The plasmid RP4-Tn-luc was transferred into six genera of Proteobacteria. All these genera were previously described as endophytes of poplar (Ulrich, Ulrich and Ewald 2008; van der Lelie et al. 2009). Two of the genera belong to γ-Proteobacteria that were identified as the most frequent recipients for IncP plasmids in natural environments (Sørensen et al. 2005). Plasmid transfer events observed in the phytosphere are rare. Taghavi et al. (2005) showed a predominant transfer of the TOM plasmid (IncP-1) in different genera of γ-Proteobacteria as well.

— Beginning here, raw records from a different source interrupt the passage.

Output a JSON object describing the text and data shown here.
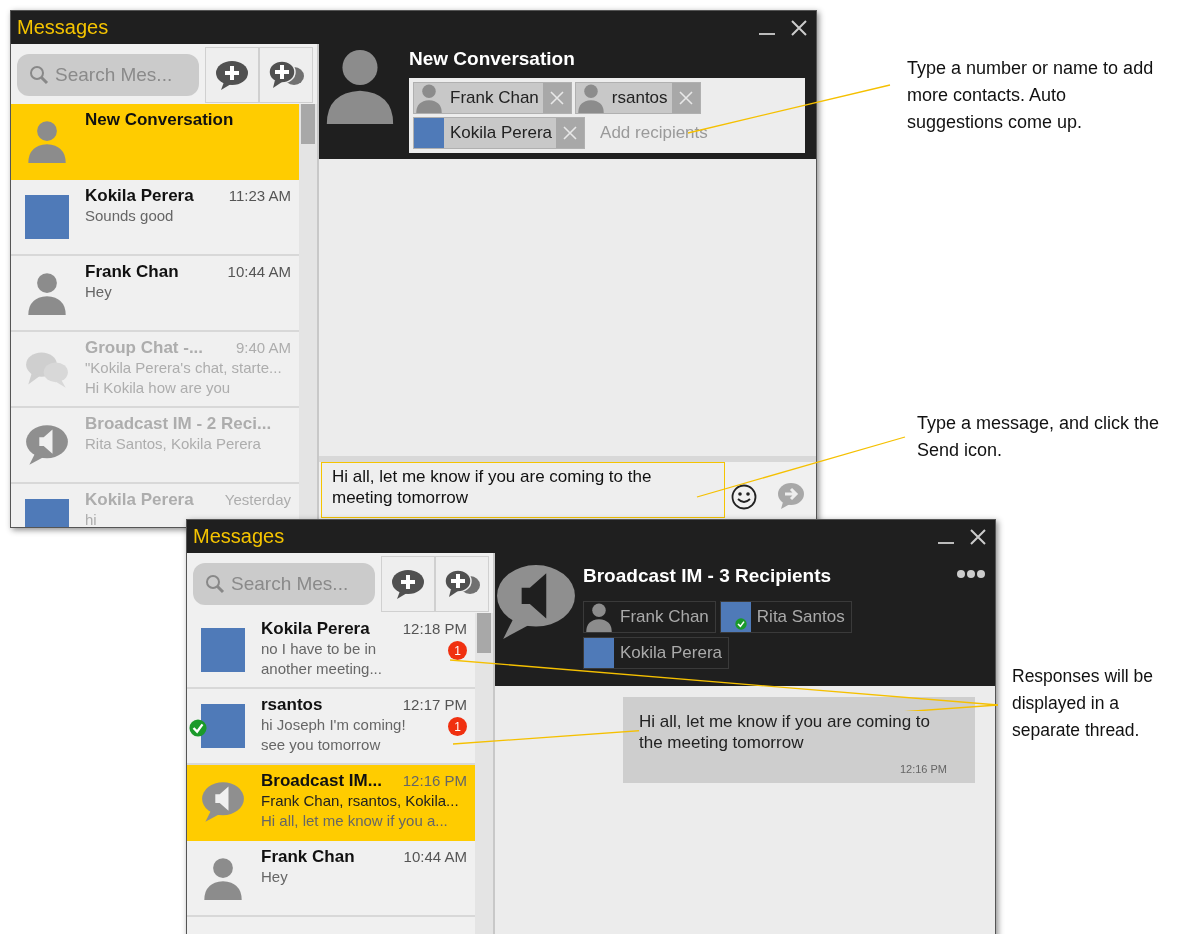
{
  "compose_window": {
    "title": "Messages",
    "search": {
      "placeholder": "Search Mes..."
    },
    "conversations": [
      {
        "name": "New Conversation",
        "kind": "person",
        "selected": true,
        "dimmed": false,
        "online": false
      },
      {
        "name": "Kokila Perera",
        "time": "11:23 AM",
        "lines": [
          "Sounds good"
        ],
        "kind": "photo",
        "selected": false,
        "dimmed": false,
        "online": false
      },
      {
        "name": "Frank Chan",
        "time": "10:44 AM",
        "lines": [
          "Hey"
        ],
        "kind": "person",
        "selected": false,
        "dimmed": false,
        "online": false
      },
      {
        "name": "Group Chat -...",
        "time": "9:40 AM",
        "lines": [
          "\"Kokila Perera's chat, starte...",
          "Hi Kokila how are you"
        ],
        "kind": "group",
        "selected": false,
        "dimmed": true,
        "online": false
      },
      {
        "name": "Broadcast IM - 2 Reci...",
        "lines": [
          "Rita Santos, Kokila Perera"
        ],
        "kind": "broadcast",
        "selected": false,
        "dimmed": true,
        "online": false
      },
      {
        "name": "Kokila Perera",
        "time": "Yesterday",
        "lines": [
          "hi"
        ],
        "kind": "photo",
        "selected": false,
        "dimmed": true,
        "online": false
      }
    ],
    "header": {
      "title": "New Conversation",
      "kind": "person",
      "recipients": [
        {
          "name": "Frank Chan",
          "kind": "person"
        },
        {
          "name": "rsantos",
          "kind": "person"
        },
        {
          "name": "Kokila Perera",
          "kind": "photo"
        }
      ],
      "placeholder": "Add recipients"
    },
    "composer": {
      "value": "Hi all, let me know if you are coming to the meeting tomorrow"
    }
  },
  "broadcast_window": {
    "title": "Messages",
    "search": {
      "placeholder": "Search Mes..."
    },
    "conversations": [
      {
        "name": "Kokila Perera",
        "time": "12:18 PM",
        "lines": [
          "no I have to be in",
          "another meeting..."
        ],
        "badge": "1",
        "kind": "photo",
        "selected": false,
        "dimmed": false,
        "online": false
      },
      {
        "name": "rsantos",
        "time": "12:17 PM",
        "lines": [
          "hi Joseph I'm coming!",
          "see you tomorrow"
        ],
        "badge": "1",
        "kind": "photo",
        "selected": false,
        "dimmed": false,
        "online": true
      },
      {
        "name": "Broadcast IM...",
        "time": "12:16 PM",
        "lines": [
          "Frank Chan, rsantos, Kokila...",
          "Hi all, let me know if you a..."
        ],
        "kind": "broadcast",
        "selected": true,
        "dimmed": false,
        "online": false
      },
      {
        "name": "Frank Chan",
        "time": "10:44 AM",
        "lines": [
          "Hey"
        ],
        "kind": "person",
        "selected": false,
        "dimmed": false,
        "online": false
      }
    ],
    "header": {
      "title": "Broadcast IM - 3 Recipients",
      "kind": "broadcast",
      "recipients": [
        {
          "name": "Frank Chan",
          "kind": "person",
          "online": false
        },
        {
          "name": "Rita Santos",
          "kind": "photo",
          "online": true
        },
        {
          "name": "Kokila Perera",
          "kind": "photo",
          "online": false
        }
      ]
    },
    "messages": [
      {
        "text": "Hi all, let me know if you are coming to the meeting tomorrow",
        "time": "12:16 PM"
      }
    ]
  },
  "callouts": [
    {
      "text": "Type a number or name to add more contacts. Auto suggestions come up."
    },
    {
      "text": "Type a message, and click the Send icon."
    },
    {
      "text": "Responses will be displayed in a separate thread."
    }
  ]
}
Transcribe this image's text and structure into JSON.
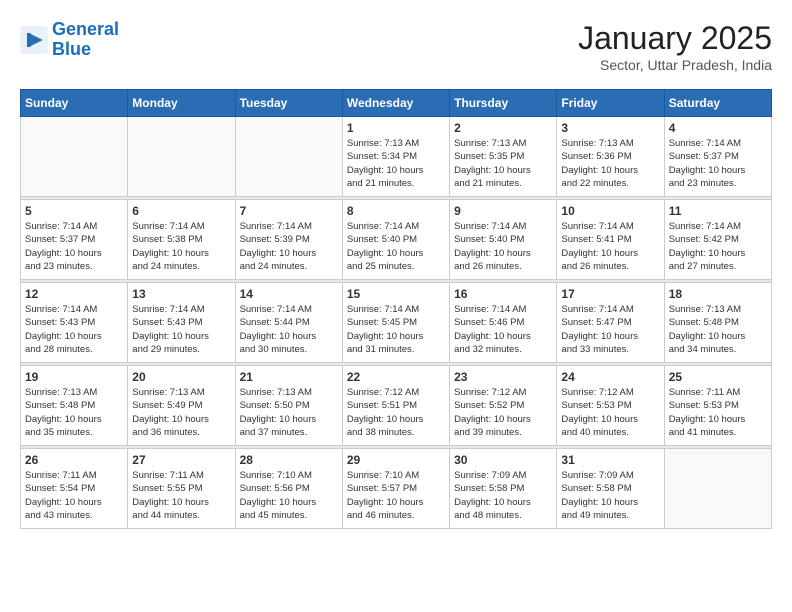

Interestingly, plasmid transfer to the genus Pseudomonas was not observed in this study, although two of the donor strains belong to this genus and Pseudomonas is known to be a predominant genus of endophytic bacteria in poplar (Ulrich, Ulrich and Ewald 2008). Altogether, the detection of transconjugants within the three classes of Proteobacteria demonstrated the wide host range of the plasmid within the indigenous bacteria of poplar. A transfer beyond the Proteobacteria, e.g. to the phyla Actinobacteria and Firmicutes, could only be shown in more complex habitats such as the rhizosphere or bulk soil, and has only been demonstrated by a culture-independent approach; this is likely restricted to the plasmid transfer and did not include a stable replication (Musovic et al. 2006; Shintani et al. 2014; Klümper et al. 2015). Against this background, we found a widespread horizontal gene transfer in the poplar phytosphere.

The conjugative transfer of plasmids allows the possibility of introducing desired traits regardless of the competitiveness of the inoculated strains. This could change our understanding of the use of plasmids to improve the plant-promoting bacterial community, from the risk of plasmid loss to possible advantages of the establishment of desired traits.